Why India will not win a single match in Australia

Indian supporters who have been barracking for their country in the five-match one-day series against Australia assume that their team wants to win.

In that they are sadly mistaken.

The series was effectively over yesterday with Australia’s third straight win; the remaining games in Canberra and Sydney are now meaningless. For India, this is all part of a financial arrangement between the cricket boards of the two countries, and the players are not really interested. Their one interest is money.

The five one-day matches and the three Twenty20 games will bring in more money for the Australian board than the six Tests of the summer, three between Australia and New Zealand and three between Australia and the West Indies.
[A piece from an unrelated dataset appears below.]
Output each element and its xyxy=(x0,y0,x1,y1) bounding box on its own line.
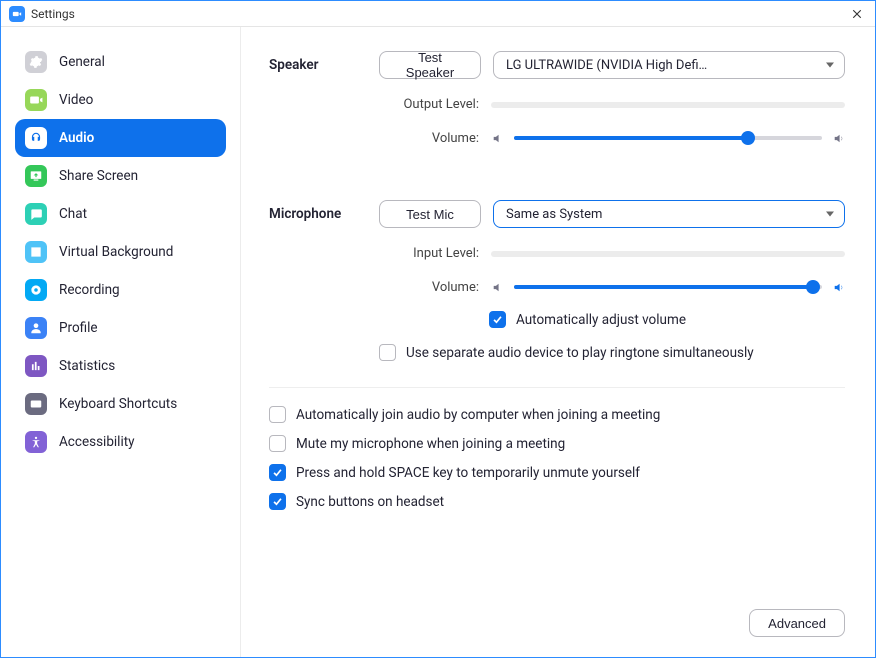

And that is what matters.

After the advent of the Indian Premier League Twenty20 tournament in 2008, Indian players, no matter whether they are in the national teams or not, have been playing solely for themselves. Their only concern is to keep themselves fit enough and perform so that they can earn another contract with one of the teams in the IPL and continue earning stupendous sums of money.

Though India is said to be a poor country, the IPL has no shortage of funds because the black money in India – and for every legit rupee there are 100 in the black economy — is being brought out by businessmen to fund the tournament. Else, there is no way such huge sums would be available to pay players and to stage the spectacle. The government is happy to stay quiet because more and more black money is becoming legal tender.
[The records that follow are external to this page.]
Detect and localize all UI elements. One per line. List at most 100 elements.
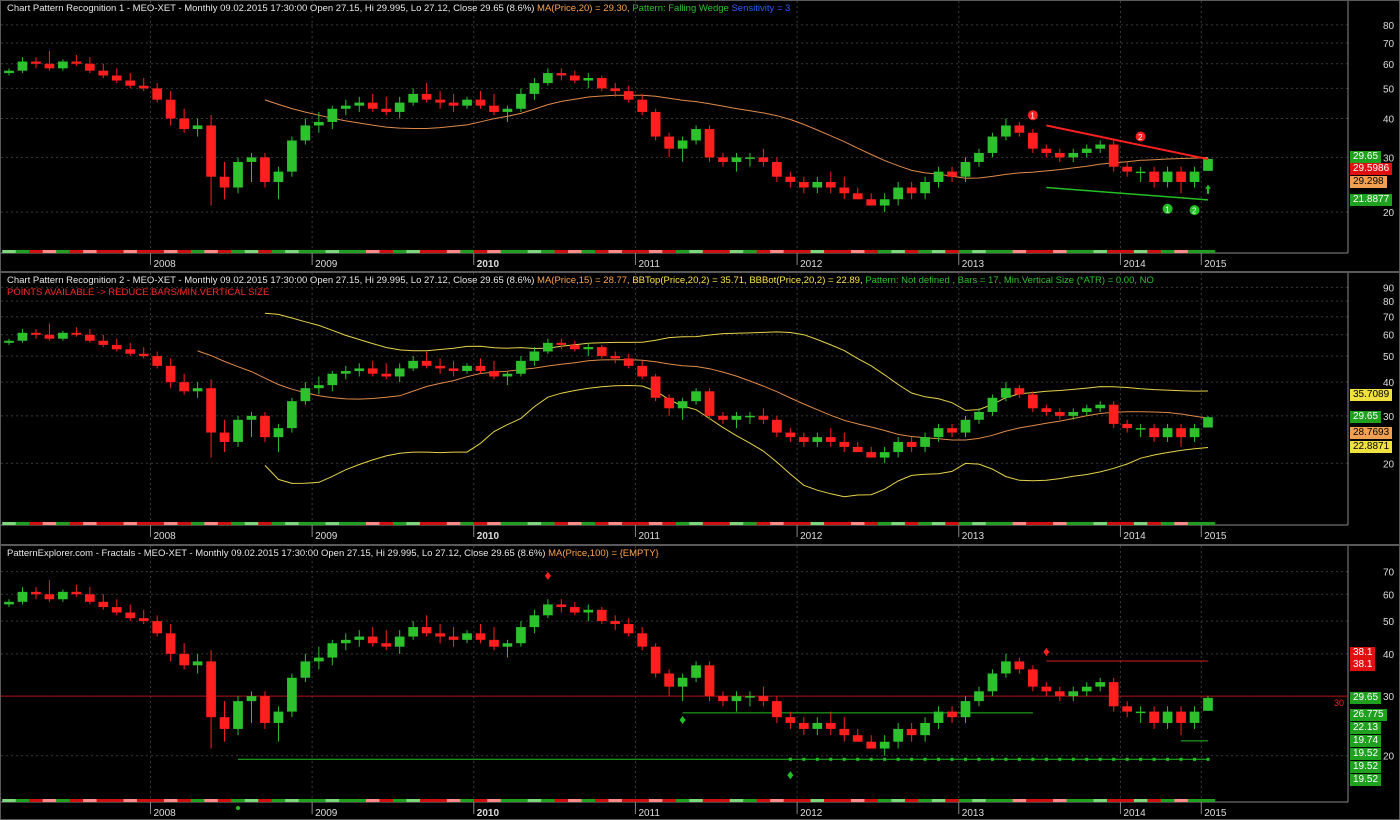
trend-strip-segment bbox=[136, 250, 151, 253]
candle-body bbox=[866, 199, 877, 206]
trend-strip-segment bbox=[729, 799, 744, 802]
candle-body bbox=[583, 77, 594, 81]
candle-body bbox=[314, 657, 324, 662]
candle-body bbox=[772, 161, 782, 177]
candle-body bbox=[448, 636, 459, 640]
trend-strip-segment bbox=[446, 522, 461, 525]
candle-body bbox=[475, 99, 486, 106]
trend-strip-segment bbox=[29, 250, 44, 253]
fractal-dot bbox=[923, 757, 927, 761]
trend-strip-segment bbox=[339, 250, 354, 253]
pane-1-plot[interactable]: 807060504030202008 2009 2010 2011 2012 2013 20… bbox=[1, 1, 1399, 271]
chart-pane-1[interactable]: Chart Pattern Recognition 1 - MEO-XET - … bbox=[0, 0, 1400, 272]
fractal-dot bbox=[1112, 757, 1116, 761]
candle-body bbox=[71, 61, 82, 64]
trend-strip-segment bbox=[904, 522, 919, 525]
candle-body bbox=[165, 633, 176, 654]
candle-body bbox=[448, 368, 459, 372]
candle-body bbox=[394, 368, 405, 377]
price-tag-resistance: 38.1 bbox=[1350, 659, 1376, 671]
trend-strip-segment bbox=[635, 799, 650, 802]
candle-body bbox=[206, 388, 216, 433]
trend-strip-segment bbox=[150, 250, 165, 253]
candle-body bbox=[879, 199, 890, 206]
year-label: 2014 bbox=[1123, 531, 1146, 542]
fractal-dot bbox=[1125, 757, 1129, 761]
candle-body bbox=[179, 653, 189, 666]
candle-body bbox=[44, 334, 55, 339]
trend-strip-segment bbox=[918, 799, 933, 802]
trend-strip-segment bbox=[595, 250, 609, 253]
candle-body bbox=[610, 88, 621, 92]
trend-strip-segment bbox=[325, 522, 340, 525]
trend-strip-segment bbox=[29, 522, 44, 525]
trend-strip-segment bbox=[1120, 522, 1135, 525]
candle-body bbox=[300, 661, 311, 678]
trend-strip-segment bbox=[743, 799, 758, 802]
candle-body bbox=[84, 334, 95, 341]
candle-body bbox=[543, 73, 553, 84]
trend-strip-segment bbox=[675, 799, 690, 802]
trend-strip-segment bbox=[339, 522, 354, 525]
candle-body bbox=[462, 99, 472, 106]
trend-strip-segment bbox=[608, 522, 623, 525]
trend-strip-segment bbox=[298, 522, 313, 525]
candle-body bbox=[852, 735, 863, 742]
chart-pane-2[interactable]: Chart Pattern Recognition 2 - MEO-XET - … bbox=[0, 272, 1400, 545]
candle-body bbox=[1001, 125, 1011, 137]
pattern-point-label: 1 bbox=[1165, 205, 1170, 214]
candle-body bbox=[704, 665, 715, 697]
candle-body bbox=[489, 371, 499, 377]
candle-body bbox=[17, 591, 28, 602]
candle-body bbox=[1162, 711, 1173, 723]
candle-body bbox=[1001, 661, 1011, 674]
candle-body bbox=[556, 73, 567, 76]
candle-body bbox=[569, 344, 580, 350]
candle-body bbox=[111, 344, 122, 350]
pattern-point-label: 2 bbox=[1138, 133, 1143, 142]
trend-strip-segment bbox=[298, 799, 313, 802]
candle-body bbox=[947, 711, 957, 718]
trend-strip-segment bbox=[810, 250, 825, 253]
trend-strip-segment bbox=[29, 799, 44, 802]
candle-body bbox=[785, 176, 796, 183]
candle-body bbox=[165, 365, 176, 383]
candle-body bbox=[17, 61, 28, 71]
pane-2-pattern-readout: Pattern: Not defined , Bars = 17, Min.Ve… bbox=[865, 275, 1154, 286]
candle-body bbox=[691, 665, 701, 678]
price-tag-ma: 29.298 bbox=[1350, 175, 1387, 188]
candle-body bbox=[354, 636, 365, 640]
pane-3-plot[interactable]: 70 60 50 40 30 20 2008 2009 2010 2011 2012 2013 2014… bbox=[1, 546, 1399, 819]
fractal-up-marker bbox=[1043, 648, 1050, 657]
trend-strip-segment bbox=[554, 799, 569, 802]
trend-strip-segment bbox=[527, 522, 542, 525]
candle-body bbox=[273, 171, 284, 183]
candle-body bbox=[125, 612, 136, 619]
trend-strip-segment bbox=[541, 250, 556, 253]
trend-strip-segment bbox=[487, 250, 502, 253]
candle-body bbox=[893, 187, 903, 200]
candle-body bbox=[125, 80, 136, 86]
trend-strip-segment bbox=[419, 522, 434, 525]
chart-pane-3[interactable]: PatternExplorer.com - Fractals - MEO-XET… bbox=[0, 545, 1400, 820]
candle-body bbox=[462, 633, 472, 640]
candle-body bbox=[623, 624, 634, 634]
candle-body bbox=[1028, 132, 1038, 149]
trend-strip-segment bbox=[581, 799, 596, 802]
trend-strip-segment bbox=[797, 799, 812, 802]
year-label: 2013 bbox=[962, 808, 985, 819]
trend-strip-segment bbox=[2, 250, 17, 253]
candle-body bbox=[475, 633, 486, 640]
candle-body bbox=[569, 75, 580, 81]
pane-2-plot[interactable]: 90 80 70 60 50 40 30 20 2008 2009 2010 2011 2012 2013… bbox=[1, 273, 1399, 544]
trend-strip-segment bbox=[1106, 522, 1121, 525]
candle-body bbox=[1203, 417, 1213, 428]
price-tag-bbtop: 35.7089 bbox=[1350, 389, 1393, 402]
price-tag-support: 19.52 bbox=[1350, 760, 1382, 773]
price-tag-wedge-lower: 21.8877 bbox=[1350, 193, 1393, 206]
trend-strip-segment bbox=[729, 250, 744, 253]
trend-strip-segment bbox=[514, 250, 529, 253]
fractal-dot bbox=[883, 757, 887, 761]
trend-strip-segment bbox=[595, 799, 609, 802]
candle-body bbox=[596, 347, 607, 357]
You can see the lack of motivation in the manner the Indian team plays. In both games one and two, India could easily have scored more than the 309 and 308 they did, after winning the toss in both cases and batting. But they fiddled around, and ended up at least 20 or 30 runs short of a competitive total.

Their tactics are old world; while the rest of the world shows a sense of urgency from the word go, India likes to dawdle, play beautiful cricket shots that go to a fielder nine times out of 10, and make a big rush at the end to try and boost the total.

A total of 300 was some years ago psychologically important in one-day cricket; it theoretically meant that one’s opponent would have to score at a run a ball in order to win. But after Twenty20 came into vogue, the rate of scoring has grown by leaps and bounds. These days, anything short of 350 will not bother even the weakest of teams.

Australia always hurries up at the start because the fielding restrictions are more and the team that is batting is at an advantage. Players use their heads a lot more than the Indians do.

Nobody would call Steve Smith’s batting an aesthetically pleasing spectacle but the man knows how to beat the field even with awkward strokes. He gets on with the job and scores fast. Rarely does he fail. On the other hand, Virat Kohli would delight the purist with his style. But he takes many more strokes to get the same score as Smith.

For Smith, the fact that he is the captain means something.

His Indian counterpart, M.S. Dhoni, stands like a cow behind the wickets and, even at a stage of his cricket career when he should be wiser, often makes the most elementary tactical mistakes. Dhoni retired from Tests last year but is still sticking around for the money that is available to those who are part of the national one-day and Twenty20 teams.

But then he is not alone. Every Indian player is driven by that one motive.

In the third game, the Indian opening batsman Shikhar Dhawan consumed 91 balls — nearly a third of the total overs available to the team — to make 68. It was looking a bit embarrassing for him after two bad failures in the first two games. So he stuck around and scored; the team’s interests would have been better served had he gone for the runs and even got out.

But Dhawan’s sole interest is to keep his place in the team.

Expect more of the same in games four and five and three T20 matches that follow.